Reaktör kalbinde yer alan ve reaktör hızını ölçmede esas olan sensörler reaktör %5’lik çalışma hızına ulaşana dek herhangi bir okuma yapamıyordu. Bunun anlamı şudur ki reaktörün tamamen kapatıldığı veya sıfırdan açıldığı durumlarda operatörler tamamen kör olarak kişisel bilgi, beceri ve deneyimlerine göre reaktörü açıp kapatmaktaydı. Bir nükleer santralin işletilmesinde bana en ilginç gelen noktalardan birisi de bu olmuştur.

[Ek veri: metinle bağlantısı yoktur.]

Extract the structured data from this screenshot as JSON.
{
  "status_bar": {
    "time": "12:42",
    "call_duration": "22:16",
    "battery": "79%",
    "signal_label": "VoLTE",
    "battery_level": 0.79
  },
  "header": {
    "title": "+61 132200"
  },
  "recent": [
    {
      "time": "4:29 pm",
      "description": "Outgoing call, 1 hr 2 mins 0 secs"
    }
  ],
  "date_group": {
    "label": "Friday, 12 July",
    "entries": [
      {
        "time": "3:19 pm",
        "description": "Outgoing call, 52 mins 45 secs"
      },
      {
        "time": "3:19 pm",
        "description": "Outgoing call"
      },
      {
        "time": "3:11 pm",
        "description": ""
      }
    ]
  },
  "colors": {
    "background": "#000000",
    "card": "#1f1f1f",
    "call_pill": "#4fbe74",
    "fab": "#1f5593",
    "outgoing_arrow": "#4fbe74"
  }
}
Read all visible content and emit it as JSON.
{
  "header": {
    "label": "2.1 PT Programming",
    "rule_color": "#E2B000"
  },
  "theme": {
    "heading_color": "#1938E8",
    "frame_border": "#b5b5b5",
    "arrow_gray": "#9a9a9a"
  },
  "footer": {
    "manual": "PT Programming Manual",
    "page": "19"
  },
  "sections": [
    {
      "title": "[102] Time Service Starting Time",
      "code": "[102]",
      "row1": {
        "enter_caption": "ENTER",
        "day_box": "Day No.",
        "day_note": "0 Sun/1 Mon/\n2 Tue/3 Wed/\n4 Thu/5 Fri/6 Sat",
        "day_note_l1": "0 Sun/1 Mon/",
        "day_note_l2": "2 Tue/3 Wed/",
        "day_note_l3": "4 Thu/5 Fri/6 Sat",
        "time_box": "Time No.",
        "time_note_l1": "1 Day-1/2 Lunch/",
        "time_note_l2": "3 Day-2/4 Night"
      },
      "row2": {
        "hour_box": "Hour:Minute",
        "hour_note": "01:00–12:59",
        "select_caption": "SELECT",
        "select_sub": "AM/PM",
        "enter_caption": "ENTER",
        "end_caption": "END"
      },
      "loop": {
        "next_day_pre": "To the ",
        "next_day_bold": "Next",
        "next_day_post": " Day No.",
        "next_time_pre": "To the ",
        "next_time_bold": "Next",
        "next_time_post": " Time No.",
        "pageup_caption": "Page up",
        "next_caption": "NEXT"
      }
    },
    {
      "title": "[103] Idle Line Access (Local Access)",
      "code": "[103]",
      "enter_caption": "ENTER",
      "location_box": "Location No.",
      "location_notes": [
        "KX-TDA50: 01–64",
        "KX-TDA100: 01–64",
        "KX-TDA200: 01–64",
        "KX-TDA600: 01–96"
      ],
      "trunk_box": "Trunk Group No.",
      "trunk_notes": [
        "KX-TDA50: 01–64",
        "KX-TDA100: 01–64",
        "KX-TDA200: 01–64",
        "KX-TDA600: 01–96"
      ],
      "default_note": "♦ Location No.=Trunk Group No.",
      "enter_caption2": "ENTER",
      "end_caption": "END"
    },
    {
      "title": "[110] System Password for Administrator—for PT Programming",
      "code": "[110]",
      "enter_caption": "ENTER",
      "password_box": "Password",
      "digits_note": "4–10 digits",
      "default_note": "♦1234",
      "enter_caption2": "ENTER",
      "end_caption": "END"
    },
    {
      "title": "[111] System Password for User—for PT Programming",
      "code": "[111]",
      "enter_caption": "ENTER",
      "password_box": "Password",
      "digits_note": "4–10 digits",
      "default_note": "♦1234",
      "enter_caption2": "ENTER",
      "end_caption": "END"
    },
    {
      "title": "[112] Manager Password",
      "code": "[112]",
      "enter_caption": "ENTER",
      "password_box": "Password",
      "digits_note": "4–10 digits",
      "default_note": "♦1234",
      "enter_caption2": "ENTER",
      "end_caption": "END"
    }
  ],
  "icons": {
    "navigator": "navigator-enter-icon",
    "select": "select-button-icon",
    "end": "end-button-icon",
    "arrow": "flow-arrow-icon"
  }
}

Reaktörü durdurma, kapatma gibi işlemlerde özel kuralları ve tanımları olan şeylerdir.Bunu da elimden geldiğince açıklamaya çalışacağım. Acil bir durumda reaktörün koruma sistemleri neredeyse insan müdahalesine gerek kalmadan reaktörü durdururlar. Yani tüm kontrol çubuklarını yuvalarına sokarak reaktörü mümkün olan en yavaş hızına düşürürler. Bu durumda bile reaktör ısı üretmeye devam etmekte olup soğutulmaya ihtiyaç duymaktadır. Reaktörün tamamen durması için içinden yakıt çubuklarının çıkarılması gerekir. Bu durumda hala ısı üretmekte olan ve yüksek derecede radyoaktif olan bu yakıtlar reaktörün içinde başka bir havuza alınırlar. Burada bir süre daha soğutma sistemleri ile misafir edildikten sonra yeniden işleme, içlerindeki plütonyumu saflaştırma veya bertaraf işlemleri için nakledilirler. Yani reaktör kalbinden çıkan yakıt demetleri de bir süre ışınım yapar ve ısı üretir.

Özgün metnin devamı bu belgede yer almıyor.